Yes! Encrypted messages are supported for a shared mailbox.

  • Users can open protected mails in a shared mailbox where the shared mailbox received a protected mail as part of a distribution group.

  • Users can view attachments that inherit protection from email when they use Outlook for Windows, Outlook for Mac, and Outlook on the web.

The following table lists the supported clients for shared mailboxes.

Platform Read mail View email attachments
Outlook on the web Yes Yes
Outlook for Windows Yes Yes
Outlook for Mac Yes Yes
Outlook for Android Yes No
Outlook for iOS Yes No

There are currently two known limitations:

  • You can't open attachments to emails that you receive on mobile devices by using Outlook mobile.

  • We don't support assignment through an email enabled security group. We only support access provided by direct user assignment to the shared mailbox and that automapping is enabled for Exchange Online. Automapping is enabled by default for Exchange Online.

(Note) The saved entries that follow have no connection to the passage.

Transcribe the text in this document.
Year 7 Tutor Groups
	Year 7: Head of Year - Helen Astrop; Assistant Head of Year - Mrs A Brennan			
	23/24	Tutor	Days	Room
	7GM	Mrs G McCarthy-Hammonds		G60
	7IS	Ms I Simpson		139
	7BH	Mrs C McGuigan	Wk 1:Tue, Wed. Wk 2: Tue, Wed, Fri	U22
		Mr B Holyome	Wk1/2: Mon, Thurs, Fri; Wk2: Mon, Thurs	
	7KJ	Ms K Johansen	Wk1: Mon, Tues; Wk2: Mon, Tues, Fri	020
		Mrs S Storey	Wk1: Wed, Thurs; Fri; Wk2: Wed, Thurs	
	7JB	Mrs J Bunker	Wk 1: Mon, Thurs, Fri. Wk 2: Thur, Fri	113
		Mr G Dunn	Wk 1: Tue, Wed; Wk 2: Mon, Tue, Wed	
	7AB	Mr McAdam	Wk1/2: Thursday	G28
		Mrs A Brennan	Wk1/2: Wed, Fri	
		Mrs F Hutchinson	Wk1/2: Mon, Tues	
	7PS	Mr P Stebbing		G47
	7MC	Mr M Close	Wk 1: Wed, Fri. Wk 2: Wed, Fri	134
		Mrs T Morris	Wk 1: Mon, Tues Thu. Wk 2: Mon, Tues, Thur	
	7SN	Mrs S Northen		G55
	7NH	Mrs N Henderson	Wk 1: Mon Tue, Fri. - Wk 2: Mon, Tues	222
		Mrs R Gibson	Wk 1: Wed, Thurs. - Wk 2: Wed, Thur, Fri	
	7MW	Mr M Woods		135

To assign a user to the shared mailbox

  1. Connect to Exchange Online Using Remote PowerShell.aspx).

  2. Run the Add-MailboxPermission cmdlet with the Automapping parameter. This example gives Ayla full access permissions to a support mailbox.

    Add-MailboxPermission -Identity support@contoso.onmicrosoft.com -User ayla@contoso.com -AccessRights FullAccess -AutoMapping $true
    

Can I open encrypted messages sent to another user's mailbox with Fullaccess?

Users can open encrypted messages as long as they are given direct access and automapping is turned ON. Access is not allowed if the access is granted via an email-enabled security group.

What do I do if I don’t receive the one-time pass code after I requested it?

First, check the junk or spam folder in your email client. DKIM and DMARC settings for your organization may cause these emails to end up filtered as spam.

Next, check quarantine in the Security & Compliance Center. Often, messages containing a one-time pass code, especially the first ones your organization receives, end up in quarantine.